Professional allocators have modestly decreased their exposure but have mostly kept their positions stable compared to the previous year. Advisors have reduced their holdings while hedge funds have adjusted in line with the overall leverage unwind and changes in other market opportunities, as reported by the crypto investment manager on Tuesday.
Long-term investors continued to accumulate. “Endowments, pensions, and sovereigns continued to build quietly,” analyst Matt Kimmell stated.
Bitcoin has faced challenges in regaining momentum after reaching a peak close to $125,000 in early October. At the time of publication, the leading cryptocurrency was trading around $72,370.
Recent months have seen subdued performance in crypto markets due to a combination of macroeconomic factors and market-specific pressures impacting prices. Increased interest rates and a stronger dollar have reduced the appetite for riskier assets, while previously established leveraged positions have been unwound. Additionally, profit-taking by long-term Bitcoin holders and inconsistent inflows into spot exchange-traded funds (ETFs) have hindered momentum, resulting in the sector struggling to achieve a sustained upward trend.
Despite Bitcoin experiencing a decline of approximately 23% during this period, global Bitcoin ETF flows remained positive, indicating that the sell-off in the fourth quarter was more influenced by long-term holders taking profits rather than new institutional capital leaving the market, Kimmell noted.

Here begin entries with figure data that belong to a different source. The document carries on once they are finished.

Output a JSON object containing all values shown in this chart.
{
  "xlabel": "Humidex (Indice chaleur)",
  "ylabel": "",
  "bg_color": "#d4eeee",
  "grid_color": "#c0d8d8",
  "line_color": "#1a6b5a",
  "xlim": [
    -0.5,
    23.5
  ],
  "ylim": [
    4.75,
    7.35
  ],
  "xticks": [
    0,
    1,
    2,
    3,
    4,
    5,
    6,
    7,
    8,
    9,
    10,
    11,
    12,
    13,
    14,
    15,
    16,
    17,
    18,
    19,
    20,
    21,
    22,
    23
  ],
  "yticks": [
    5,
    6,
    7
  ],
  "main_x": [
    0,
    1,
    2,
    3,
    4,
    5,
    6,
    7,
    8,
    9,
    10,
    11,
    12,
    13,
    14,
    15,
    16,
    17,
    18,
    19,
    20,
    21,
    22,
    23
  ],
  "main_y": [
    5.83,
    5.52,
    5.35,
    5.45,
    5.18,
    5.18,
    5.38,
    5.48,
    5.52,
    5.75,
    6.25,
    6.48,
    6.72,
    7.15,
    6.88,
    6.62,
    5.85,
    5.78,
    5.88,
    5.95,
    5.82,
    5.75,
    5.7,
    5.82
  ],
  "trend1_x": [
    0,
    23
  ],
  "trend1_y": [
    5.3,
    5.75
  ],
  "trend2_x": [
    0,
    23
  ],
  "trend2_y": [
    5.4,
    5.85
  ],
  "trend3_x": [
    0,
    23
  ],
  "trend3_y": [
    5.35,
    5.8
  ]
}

Historically, bear markets in crypto have redistributed supply from short-term traders to long-term holders. Kimmell suggests that the introduction of ETFs now provides a new method to observe if institutional investments follow the same trend.
Thus far, the evidence points in that direction. A roughly 25% quarterly decline did not lead to widespread institutional capitulation, according to the report, as most reductions in assets under management were attributed to price fluctuations rather than significant investor withdrawals.
Nonetheless, CoinShares warned that the sample size remains limited. The firm indicated that the true test may emerge in forthcoming regulatory filings, which will capture institutional behavior during more abrupt market movements, including Bitcoin’s drop toward $60,000 and a one-day 17% decrease.
This week, Bitcoin and the broader crypto market experienced an uptick, rebounding after a period of turbulent trading. This rally was partly fueled by renewed risk appetite across markets and steady demand for Bitcoin ETFs, helping the largest cryptocurrency regain some momentum and lifting major altcoins in tandem. Traders also cited short covering and adjustments in positions following the recent downturn as contributing factors to this movement.